Here’s the place I’ve been spending a lot of time, lately: my video editor.

I edit using a program now called Sony Vegas; I am not a fan of Sony and their practices in the areas of copy protection and manipulation of law, but the fact remains that for the moment, Vegas is still an excellent program, the product of a group called Madison Software who created a number of excellent programs for sound and video before being absorbed a few years back. Sony has unfortunately made the software progressively hostile to anyone not using Sony equipment but generally has allowed the program to be what it always was: shockingly easy to use, slick to be creative in, and best of all, fast.

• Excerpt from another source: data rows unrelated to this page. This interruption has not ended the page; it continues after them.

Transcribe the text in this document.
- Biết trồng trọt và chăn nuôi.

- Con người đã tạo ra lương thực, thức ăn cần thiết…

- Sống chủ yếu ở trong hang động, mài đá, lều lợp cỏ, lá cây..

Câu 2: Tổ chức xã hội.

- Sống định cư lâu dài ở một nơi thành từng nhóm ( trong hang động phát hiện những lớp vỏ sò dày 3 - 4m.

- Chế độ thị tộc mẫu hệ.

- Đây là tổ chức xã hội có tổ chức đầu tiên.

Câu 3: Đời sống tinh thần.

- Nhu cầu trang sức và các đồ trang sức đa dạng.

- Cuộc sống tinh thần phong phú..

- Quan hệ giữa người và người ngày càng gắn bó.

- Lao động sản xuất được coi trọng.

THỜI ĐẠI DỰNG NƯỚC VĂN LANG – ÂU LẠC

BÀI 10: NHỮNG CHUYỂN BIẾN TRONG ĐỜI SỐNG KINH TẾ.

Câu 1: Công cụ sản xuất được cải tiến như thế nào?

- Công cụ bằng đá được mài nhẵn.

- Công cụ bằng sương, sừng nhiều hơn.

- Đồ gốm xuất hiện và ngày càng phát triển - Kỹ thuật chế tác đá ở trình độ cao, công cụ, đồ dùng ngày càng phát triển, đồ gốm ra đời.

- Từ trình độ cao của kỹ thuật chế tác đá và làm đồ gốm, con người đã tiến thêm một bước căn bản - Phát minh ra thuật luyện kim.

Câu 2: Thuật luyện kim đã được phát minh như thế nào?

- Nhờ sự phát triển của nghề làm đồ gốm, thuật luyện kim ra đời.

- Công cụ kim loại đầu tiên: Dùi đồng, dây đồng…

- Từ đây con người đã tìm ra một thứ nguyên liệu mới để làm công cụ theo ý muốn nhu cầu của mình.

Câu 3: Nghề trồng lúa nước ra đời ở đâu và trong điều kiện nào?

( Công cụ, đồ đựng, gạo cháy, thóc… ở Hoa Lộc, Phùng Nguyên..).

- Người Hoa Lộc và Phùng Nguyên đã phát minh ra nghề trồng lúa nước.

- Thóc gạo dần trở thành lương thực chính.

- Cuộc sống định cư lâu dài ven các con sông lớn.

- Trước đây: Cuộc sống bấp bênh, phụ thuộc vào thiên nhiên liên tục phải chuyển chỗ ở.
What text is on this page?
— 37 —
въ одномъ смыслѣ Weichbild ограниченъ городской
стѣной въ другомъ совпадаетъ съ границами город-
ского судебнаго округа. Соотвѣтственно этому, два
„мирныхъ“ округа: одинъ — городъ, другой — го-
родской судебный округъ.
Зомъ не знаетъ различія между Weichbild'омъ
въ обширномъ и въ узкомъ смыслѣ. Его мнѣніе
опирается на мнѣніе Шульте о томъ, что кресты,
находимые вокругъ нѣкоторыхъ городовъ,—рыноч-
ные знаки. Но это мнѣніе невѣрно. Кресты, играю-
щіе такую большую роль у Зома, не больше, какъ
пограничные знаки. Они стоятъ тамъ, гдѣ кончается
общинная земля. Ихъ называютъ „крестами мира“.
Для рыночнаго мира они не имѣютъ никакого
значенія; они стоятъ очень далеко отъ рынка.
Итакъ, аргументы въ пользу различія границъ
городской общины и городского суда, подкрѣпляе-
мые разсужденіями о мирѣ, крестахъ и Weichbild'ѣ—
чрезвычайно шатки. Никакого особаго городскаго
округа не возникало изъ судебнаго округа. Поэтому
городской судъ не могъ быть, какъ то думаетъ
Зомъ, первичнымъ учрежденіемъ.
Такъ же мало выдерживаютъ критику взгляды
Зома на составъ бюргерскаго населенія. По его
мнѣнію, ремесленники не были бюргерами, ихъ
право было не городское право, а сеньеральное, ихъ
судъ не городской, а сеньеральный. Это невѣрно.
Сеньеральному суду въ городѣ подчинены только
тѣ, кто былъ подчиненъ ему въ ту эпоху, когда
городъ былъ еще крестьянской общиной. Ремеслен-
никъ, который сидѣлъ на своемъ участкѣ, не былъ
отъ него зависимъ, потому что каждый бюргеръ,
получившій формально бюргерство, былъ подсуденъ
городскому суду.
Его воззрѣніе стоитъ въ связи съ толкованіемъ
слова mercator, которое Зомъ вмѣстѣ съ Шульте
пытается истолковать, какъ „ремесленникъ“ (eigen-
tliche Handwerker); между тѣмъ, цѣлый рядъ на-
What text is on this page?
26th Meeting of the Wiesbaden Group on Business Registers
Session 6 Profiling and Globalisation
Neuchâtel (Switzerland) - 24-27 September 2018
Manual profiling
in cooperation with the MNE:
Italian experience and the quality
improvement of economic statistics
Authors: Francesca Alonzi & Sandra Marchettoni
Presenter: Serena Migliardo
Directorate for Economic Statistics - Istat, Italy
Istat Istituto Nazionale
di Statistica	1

I generally don’t encourage people to edit like I do, but it works for me. I’ve read a lot on how various filmmakers have done movies and the fact is that everyone does things slightly differently, but for me, I have built this methodical process that takes a lot of time on the front end but then allows me very fast freedom at the end.

With over 120 hours of recorded interviews, it is cost prohibitive for me to keep all the footage around on drives. (It would take, roughly, 29 terabytes of disk space to keep it all “live”). There’s some great trickery out there where you make a much smaller version of footage, edit with THAT, and then at the end attach drives as you go to pull in all the stuff you need; I find that hopelessly cumbersome. So, instead I do something else cumbersome: I watch all the footage, and re-render out lossless clips with names indicating what the file contains. This is what’s in the upper corner of the screenshot. (You can also make out that I add rough ratings to clips like KEEPER, ABSOLUTE KEEPER and so on, just as a little note to myself down the line.)

After months of effort, I end up with about 4,000 clips, probably totalling 40-50 hours, out of the original 120 (the rest is setting up, me asking questions, answers where the answers is essentially “I don’t know”, and so on). From this I split them down further into groupings of discussion - I know, for example, that very little about a specific product will end up in another section about historical items far predating that object.

Somewhere in here is an undefinable quality, where I remember someone said something relevant, even though there’s no other indication they did in the description or the subject. Other times, I bump a bunch of people together saying the same thing, and then choose the best example. And even more fun are sequences where I can get 2-3 people discussing the same subject from different distinct angles. Those are fun to find and to watch.

If this sounds long and tedious, you’re half-right. It’s definitely long, but it’s never tedious. I love going through footage, remembering the journey to get that shot, the questions I asked, the meals and sights I saw on that trip. And when it just clicks up against another clip shot months or years apart, I just love watching things flow.

Again, my approach isn’t for everyone. But it works for me.